At the Senate hearing this spring, Kyle Andeer, Apple’s chief compliance officer and VP of corporate law, portrayed his employer as a kind of patron of the arts that wants to see apps flourish. He likened the App Store to “a studio stocked with canvases, brushes and paint — the tools that artists need to create their works — and a gallery where they can display and sell their creations.”
Andeer claimed the App Store’s 30% commission “flipped the economics of software distribution in the developer’s favor,” saying at the Senate hearing that’s “a very competitive rate in very competitive markets, and it is a far cry from the rates charged for software distribution when the App Store was launched.”
The app store giants also argue that the vast majority of apps get a free ride. Only about 15% of the apps in the Apple App Store are subject to the 30% fee, the company says. Google claims less than 0.1% of developers must pay Google Play commissions. For developers who earn less than $1 million on app purchases, both companies have recently reduced their fees to 15%. But critics label that as arbitrary and a PR move. To DiMuzio, that just means more of the economic burden to support the app store shifts to big app owners.
Ultimately, those seeking to break open the app stores say the dispute isn’t over what percentage cut is reasonable. They argue that there needs to be a level playing field that gives developers and consumers choice. “We are not advocating for a specific fee, 5% or 10% or whatever,” says DiMuzio. “The point is, if Apple is the only game in town and you have to use their payment processing system, there’s no real competition.”
If governments can break the lock of the two app stores, that will lead to a new wave of innovation, says Alex Harman, competition policy advocate at Public Citizen. That could result in a completely different concept of what an app store means.
“The entire ecosystem of what’s considered startup culture in Silicon Valley will totally shift,” Harman says. “Today, you are not going to build something that can pass through without Apple or Google’s consent.”

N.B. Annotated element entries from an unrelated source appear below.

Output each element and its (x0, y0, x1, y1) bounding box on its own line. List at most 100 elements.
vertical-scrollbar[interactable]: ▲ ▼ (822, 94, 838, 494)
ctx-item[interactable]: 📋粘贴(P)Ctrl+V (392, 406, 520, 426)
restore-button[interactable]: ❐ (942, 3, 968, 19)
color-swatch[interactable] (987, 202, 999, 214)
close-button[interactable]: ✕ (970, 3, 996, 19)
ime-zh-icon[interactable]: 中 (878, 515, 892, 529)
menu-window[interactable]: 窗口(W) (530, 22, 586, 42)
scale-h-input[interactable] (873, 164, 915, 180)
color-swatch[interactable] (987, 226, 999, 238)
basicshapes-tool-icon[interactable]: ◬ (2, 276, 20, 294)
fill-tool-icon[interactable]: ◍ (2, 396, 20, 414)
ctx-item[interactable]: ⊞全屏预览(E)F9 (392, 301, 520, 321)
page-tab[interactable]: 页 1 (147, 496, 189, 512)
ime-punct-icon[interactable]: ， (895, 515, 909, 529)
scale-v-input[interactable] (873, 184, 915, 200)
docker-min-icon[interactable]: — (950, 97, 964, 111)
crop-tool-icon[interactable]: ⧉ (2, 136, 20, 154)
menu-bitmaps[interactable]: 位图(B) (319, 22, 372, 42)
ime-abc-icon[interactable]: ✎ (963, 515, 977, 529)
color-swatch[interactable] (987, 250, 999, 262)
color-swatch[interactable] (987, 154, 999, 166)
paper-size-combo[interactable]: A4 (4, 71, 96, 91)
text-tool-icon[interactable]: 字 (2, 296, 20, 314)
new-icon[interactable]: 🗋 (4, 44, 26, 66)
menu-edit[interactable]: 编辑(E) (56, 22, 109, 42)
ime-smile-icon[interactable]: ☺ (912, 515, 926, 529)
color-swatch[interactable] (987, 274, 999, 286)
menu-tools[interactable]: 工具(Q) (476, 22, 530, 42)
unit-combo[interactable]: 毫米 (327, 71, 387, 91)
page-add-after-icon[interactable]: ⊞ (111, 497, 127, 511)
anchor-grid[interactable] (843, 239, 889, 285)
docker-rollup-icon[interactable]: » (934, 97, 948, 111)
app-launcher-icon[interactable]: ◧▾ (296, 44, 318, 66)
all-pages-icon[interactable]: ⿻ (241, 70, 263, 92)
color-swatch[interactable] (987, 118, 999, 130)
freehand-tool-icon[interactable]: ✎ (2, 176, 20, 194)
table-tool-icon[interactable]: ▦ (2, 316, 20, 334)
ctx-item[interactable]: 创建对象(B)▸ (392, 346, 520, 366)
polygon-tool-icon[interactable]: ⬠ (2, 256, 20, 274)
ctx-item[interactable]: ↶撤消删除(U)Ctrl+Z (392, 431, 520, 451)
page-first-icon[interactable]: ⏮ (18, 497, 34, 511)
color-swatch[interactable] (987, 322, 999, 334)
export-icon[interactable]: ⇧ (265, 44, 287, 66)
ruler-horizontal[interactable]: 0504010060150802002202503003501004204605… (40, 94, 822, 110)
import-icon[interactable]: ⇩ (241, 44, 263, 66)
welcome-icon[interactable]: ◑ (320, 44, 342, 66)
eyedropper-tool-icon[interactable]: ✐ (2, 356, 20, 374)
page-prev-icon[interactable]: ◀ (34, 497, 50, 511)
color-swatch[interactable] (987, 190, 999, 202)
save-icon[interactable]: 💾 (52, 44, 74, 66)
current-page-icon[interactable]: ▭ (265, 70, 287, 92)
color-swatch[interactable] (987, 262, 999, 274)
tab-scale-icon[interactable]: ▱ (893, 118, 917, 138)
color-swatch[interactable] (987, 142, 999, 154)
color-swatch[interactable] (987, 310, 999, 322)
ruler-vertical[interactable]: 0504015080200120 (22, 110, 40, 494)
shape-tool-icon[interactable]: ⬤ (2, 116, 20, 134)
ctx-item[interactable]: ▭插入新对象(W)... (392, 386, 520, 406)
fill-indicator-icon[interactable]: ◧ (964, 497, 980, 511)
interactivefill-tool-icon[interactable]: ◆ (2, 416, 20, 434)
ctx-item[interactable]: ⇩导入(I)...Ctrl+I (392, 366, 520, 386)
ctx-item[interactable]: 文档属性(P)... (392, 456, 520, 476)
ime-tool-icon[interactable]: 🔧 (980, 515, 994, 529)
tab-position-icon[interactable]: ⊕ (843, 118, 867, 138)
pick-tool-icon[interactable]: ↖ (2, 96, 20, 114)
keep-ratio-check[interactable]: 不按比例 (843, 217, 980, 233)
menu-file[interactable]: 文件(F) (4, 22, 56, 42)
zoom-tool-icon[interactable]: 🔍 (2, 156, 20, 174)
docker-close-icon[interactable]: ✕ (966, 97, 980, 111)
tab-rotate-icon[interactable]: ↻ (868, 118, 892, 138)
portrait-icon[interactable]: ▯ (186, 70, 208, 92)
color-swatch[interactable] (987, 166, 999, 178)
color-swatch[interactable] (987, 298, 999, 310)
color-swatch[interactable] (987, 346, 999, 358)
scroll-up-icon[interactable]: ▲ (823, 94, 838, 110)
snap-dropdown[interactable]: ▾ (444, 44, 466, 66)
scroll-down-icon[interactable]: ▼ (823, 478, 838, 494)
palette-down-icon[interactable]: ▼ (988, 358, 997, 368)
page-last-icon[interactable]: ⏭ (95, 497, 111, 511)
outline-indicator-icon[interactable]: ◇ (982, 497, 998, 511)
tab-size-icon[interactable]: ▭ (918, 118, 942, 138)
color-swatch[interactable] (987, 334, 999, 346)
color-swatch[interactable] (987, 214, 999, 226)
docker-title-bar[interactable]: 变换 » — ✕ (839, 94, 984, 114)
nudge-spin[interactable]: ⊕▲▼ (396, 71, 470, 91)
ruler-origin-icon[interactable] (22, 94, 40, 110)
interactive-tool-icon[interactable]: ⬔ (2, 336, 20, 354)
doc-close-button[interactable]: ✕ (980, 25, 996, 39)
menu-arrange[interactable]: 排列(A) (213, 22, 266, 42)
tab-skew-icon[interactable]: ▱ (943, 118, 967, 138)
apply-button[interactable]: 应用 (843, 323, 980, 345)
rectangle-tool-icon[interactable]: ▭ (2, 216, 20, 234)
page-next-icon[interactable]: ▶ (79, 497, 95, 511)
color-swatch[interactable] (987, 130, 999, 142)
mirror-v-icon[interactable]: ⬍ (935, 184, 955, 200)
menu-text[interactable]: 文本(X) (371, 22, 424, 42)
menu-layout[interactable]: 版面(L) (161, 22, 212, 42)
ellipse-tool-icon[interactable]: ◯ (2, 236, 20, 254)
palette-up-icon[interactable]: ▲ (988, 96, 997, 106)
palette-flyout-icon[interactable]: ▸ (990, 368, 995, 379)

According to Apple’s Andeer, competition in the apps market “is fierce and fair” — in other words, don’t fix what ain’t broke. In his Senate testimony, he offered this: “Apple, after all, was started by tinkerers and dreamers, and we became successful over time because we had an opportunity to compete.”

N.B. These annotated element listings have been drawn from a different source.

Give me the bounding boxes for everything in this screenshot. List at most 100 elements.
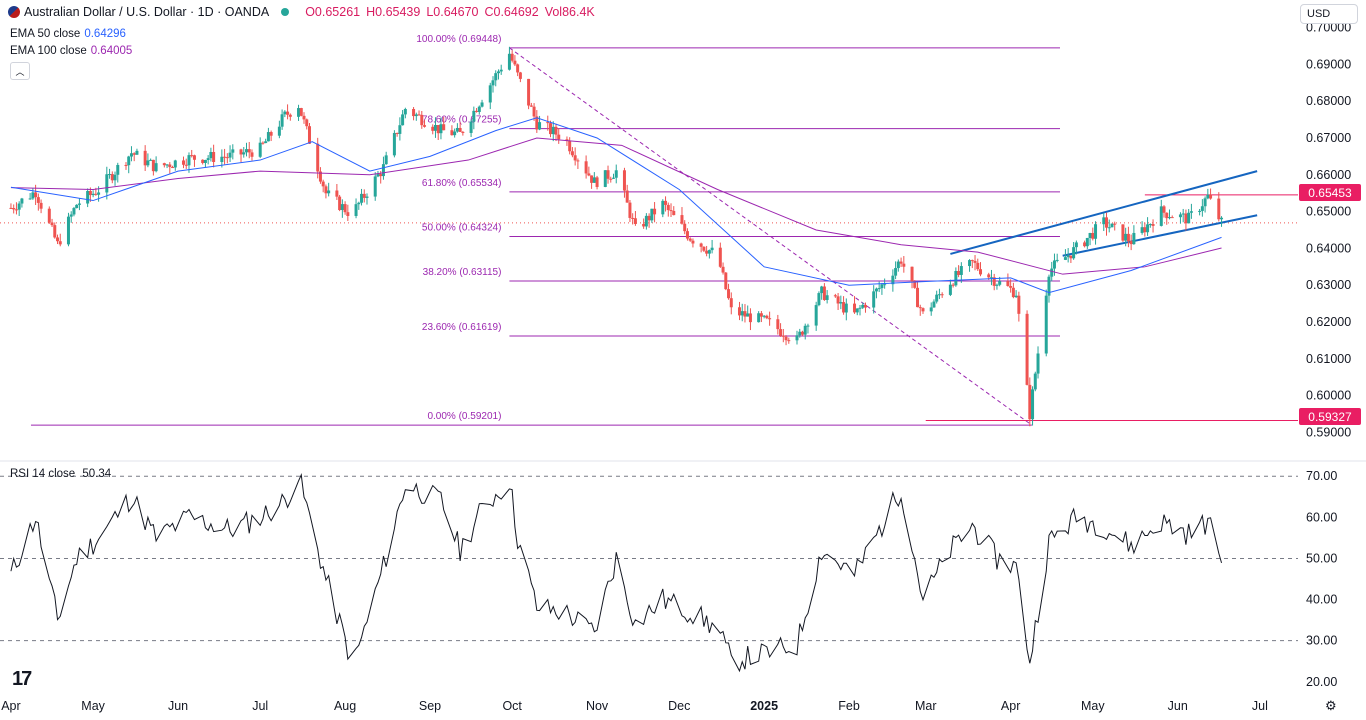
candle-body xyxy=(858,307,862,309)
axes: 0.700000.690000.680000.670000.660000.650… xyxy=(0,21,1366,713)
candle-body xyxy=(718,247,722,267)
candle-body xyxy=(729,298,733,308)
candle-body xyxy=(201,159,205,163)
ema50-value: 0.64296 xyxy=(84,28,126,40)
candle-body xyxy=(510,53,514,61)
candle-body xyxy=(116,164,120,175)
rsi-pane[interactable] xyxy=(0,473,1298,673)
candle-body xyxy=(642,223,646,227)
candle-body xyxy=(165,164,169,166)
gear-icon[interactable]: ⚙ xyxy=(1325,698,1337,714)
candle-body xyxy=(39,202,43,209)
candle-body xyxy=(34,192,38,198)
candle-body xyxy=(72,208,76,215)
candle-body xyxy=(450,130,454,136)
candle-body xyxy=(1178,214,1182,218)
candle-body xyxy=(1140,227,1144,233)
candle-body xyxy=(937,294,941,296)
candle-body xyxy=(357,202,361,205)
ema50-legend[interactable]: EMA 50 close 0.64296 xyxy=(10,28,126,40)
market-status-icon xyxy=(281,8,290,16)
candle-body xyxy=(622,170,626,191)
candle-body xyxy=(17,203,21,210)
candle-body xyxy=(527,78,531,106)
candle-body xyxy=(297,108,301,117)
candle-body xyxy=(455,127,459,132)
candle-body xyxy=(833,295,837,297)
time-tick-label: Dec xyxy=(668,699,690,713)
candle-body xyxy=(929,307,933,312)
candle-body xyxy=(1009,286,1013,288)
price-pane[interactable]: 100.00% (0.69448) 78.60% (0.67255) 61.80% … xyxy=(0,34,1298,427)
candle-body xyxy=(343,204,347,213)
candle-body xyxy=(86,191,90,204)
candle-body xyxy=(940,294,944,296)
candle-body xyxy=(625,190,629,203)
candle-body xyxy=(568,140,572,152)
candle-body xyxy=(669,210,673,212)
open-value: O0.65261 xyxy=(305,5,361,19)
candle-body xyxy=(299,108,303,116)
fib-level-label: 61.80% (0.65534) xyxy=(422,178,502,189)
candle-body xyxy=(1083,242,1087,247)
candle-body xyxy=(206,158,210,161)
candle-body xyxy=(302,115,306,120)
candle-body xyxy=(151,159,155,172)
candle-body xyxy=(184,164,188,166)
symbol-title[interactable]: Australian Dollar / U.S. Dollar · 1D · O… xyxy=(24,5,269,19)
candle-body xyxy=(853,303,857,313)
candle-body xyxy=(1209,194,1213,199)
time-tick-label: Jul xyxy=(1252,699,1268,713)
candle-body xyxy=(822,286,826,300)
candle-body xyxy=(1121,224,1125,241)
candle-body xyxy=(1063,257,1067,260)
candle-body xyxy=(384,155,388,165)
candle-body xyxy=(1159,206,1163,226)
candle-body xyxy=(1036,353,1040,374)
candle-body xyxy=(283,111,287,115)
symbol-icon xyxy=(8,6,20,18)
candle-body xyxy=(1148,224,1152,226)
candle-body xyxy=(916,287,920,308)
candle-body xyxy=(1184,213,1188,224)
candle-body xyxy=(1162,206,1166,213)
time-tick-label: Oct xyxy=(502,699,522,713)
candle-body xyxy=(242,152,246,155)
candle-body xyxy=(1151,224,1155,226)
collapse-legend-button[interactable]: ︿ xyxy=(10,62,30,80)
candle-body xyxy=(187,155,191,166)
candle-body xyxy=(1069,255,1073,259)
ema100-legend[interactable]: EMA 100 close 0.64005 xyxy=(10,45,132,57)
candle-body xyxy=(551,126,555,135)
candle-body xyxy=(1102,217,1106,225)
candle-body xyxy=(839,302,843,304)
candle-body xyxy=(209,151,213,159)
candle-body xyxy=(743,311,747,317)
rsi-tick-label: 40.00 xyxy=(1306,593,1337,607)
candle-body xyxy=(203,160,207,163)
currency-selector[interactable]: USD xyxy=(1300,4,1358,24)
candle-body xyxy=(836,296,840,304)
candle-body xyxy=(401,114,405,126)
candle-body xyxy=(305,119,309,127)
candle-body xyxy=(338,196,342,211)
candle-body xyxy=(633,218,637,224)
chevron-up-icon: ︿ xyxy=(15,66,25,77)
candle-body xyxy=(135,150,139,155)
candle-body xyxy=(105,174,109,193)
time-tick-label: Feb xyxy=(838,699,860,713)
rsi-legend[interactable]: RSI 14 close 50.34 xyxy=(10,468,111,480)
candle-body xyxy=(1165,212,1169,219)
candle-body xyxy=(532,106,536,117)
candle-body xyxy=(1170,217,1174,219)
tradingview-logo[interactable]: 17 xyxy=(12,668,32,691)
candle-body xyxy=(258,142,262,157)
candle-body xyxy=(1031,389,1035,420)
candle-body xyxy=(1052,260,1056,269)
candle-body xyxy=(951,284,955,286)
candle-body xyxy=(507,53,511,70)
ema100-value: 0.64005 xyxy=(90,45,133,57)
ema50-label: EMA 50 close xyxy=(10,28,81,40)
candle-body xyxy=(1091,232,1095,239)
candle-body xyxy=(1014,295,1018,298)
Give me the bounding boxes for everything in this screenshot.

But to critics, the legendary garage-born computer company is now a bully looking to maintain its lucrative gatekeeper status.
Apple waited until tens of millions of device owners were locked into the iPhone — and then changed the App Store rules to impose burdens on app developers, including those that compete with Apple’s applications, according to Horacio Gutiérrez, Spotify’s top attorney.

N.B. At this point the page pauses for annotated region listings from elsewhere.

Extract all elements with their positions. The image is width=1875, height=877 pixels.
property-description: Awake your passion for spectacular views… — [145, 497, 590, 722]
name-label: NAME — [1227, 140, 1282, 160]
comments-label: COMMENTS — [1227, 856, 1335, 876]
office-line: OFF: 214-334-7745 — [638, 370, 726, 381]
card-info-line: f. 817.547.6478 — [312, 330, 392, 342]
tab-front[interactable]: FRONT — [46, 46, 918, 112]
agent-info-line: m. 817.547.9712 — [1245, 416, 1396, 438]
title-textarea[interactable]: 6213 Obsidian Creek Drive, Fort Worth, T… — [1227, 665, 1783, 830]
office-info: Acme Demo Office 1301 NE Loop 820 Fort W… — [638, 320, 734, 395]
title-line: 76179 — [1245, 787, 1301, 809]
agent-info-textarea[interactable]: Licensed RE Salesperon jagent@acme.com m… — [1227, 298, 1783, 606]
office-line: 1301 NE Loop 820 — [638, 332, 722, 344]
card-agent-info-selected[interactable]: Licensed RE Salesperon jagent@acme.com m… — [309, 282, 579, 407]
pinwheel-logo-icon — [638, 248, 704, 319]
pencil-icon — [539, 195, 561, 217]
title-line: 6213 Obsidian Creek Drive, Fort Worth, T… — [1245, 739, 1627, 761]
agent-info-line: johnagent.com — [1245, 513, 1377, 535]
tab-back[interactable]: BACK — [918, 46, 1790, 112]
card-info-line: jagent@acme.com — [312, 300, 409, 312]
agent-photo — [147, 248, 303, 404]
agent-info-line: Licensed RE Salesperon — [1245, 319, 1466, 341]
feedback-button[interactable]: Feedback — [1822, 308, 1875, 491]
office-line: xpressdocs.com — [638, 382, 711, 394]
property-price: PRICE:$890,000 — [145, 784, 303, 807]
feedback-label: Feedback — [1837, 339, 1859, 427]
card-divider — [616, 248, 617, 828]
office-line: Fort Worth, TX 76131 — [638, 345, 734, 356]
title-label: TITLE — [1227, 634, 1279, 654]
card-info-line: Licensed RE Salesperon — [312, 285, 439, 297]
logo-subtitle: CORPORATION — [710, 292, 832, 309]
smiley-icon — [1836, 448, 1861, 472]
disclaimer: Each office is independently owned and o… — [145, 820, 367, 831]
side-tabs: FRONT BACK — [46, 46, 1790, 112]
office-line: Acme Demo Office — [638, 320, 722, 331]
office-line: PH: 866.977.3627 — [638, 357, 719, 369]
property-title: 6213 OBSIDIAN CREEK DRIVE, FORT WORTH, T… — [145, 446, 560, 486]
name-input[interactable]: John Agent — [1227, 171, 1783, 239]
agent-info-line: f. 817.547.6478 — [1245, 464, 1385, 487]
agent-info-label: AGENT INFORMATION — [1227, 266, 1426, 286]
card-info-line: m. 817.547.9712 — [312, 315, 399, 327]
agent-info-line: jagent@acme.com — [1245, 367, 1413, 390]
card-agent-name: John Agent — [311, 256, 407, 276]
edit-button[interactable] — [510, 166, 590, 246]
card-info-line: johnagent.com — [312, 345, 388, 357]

Apple disputes that characterization. The company says its rules have been consistent since the inception of the App Store, whose business model is premised on the concept that if you sell digital goods or content then you are subject to a 30% commission. Over the past decade, Apple points out, it has never raised the commission rate or added other fees, and that in fact it has introduced new exemptions (like charging 15% for subscriptions starting after 12 months) and lowered commissions for developers earning less than $1 million per year.
But Apple’s defense of its App Store policies hasn’t mollified critics. The company’s justifications for the App Store rules are built on “cynical pretexts,” Gutiérrez claimed at April’s Senate hearing. “These restrictions are nothing more than an abusive power grab and a confiscation of the value created by others.”
(Editor’s note: After initial publication, this story was updated on Aug. 6 with additional comments and information from Apple.)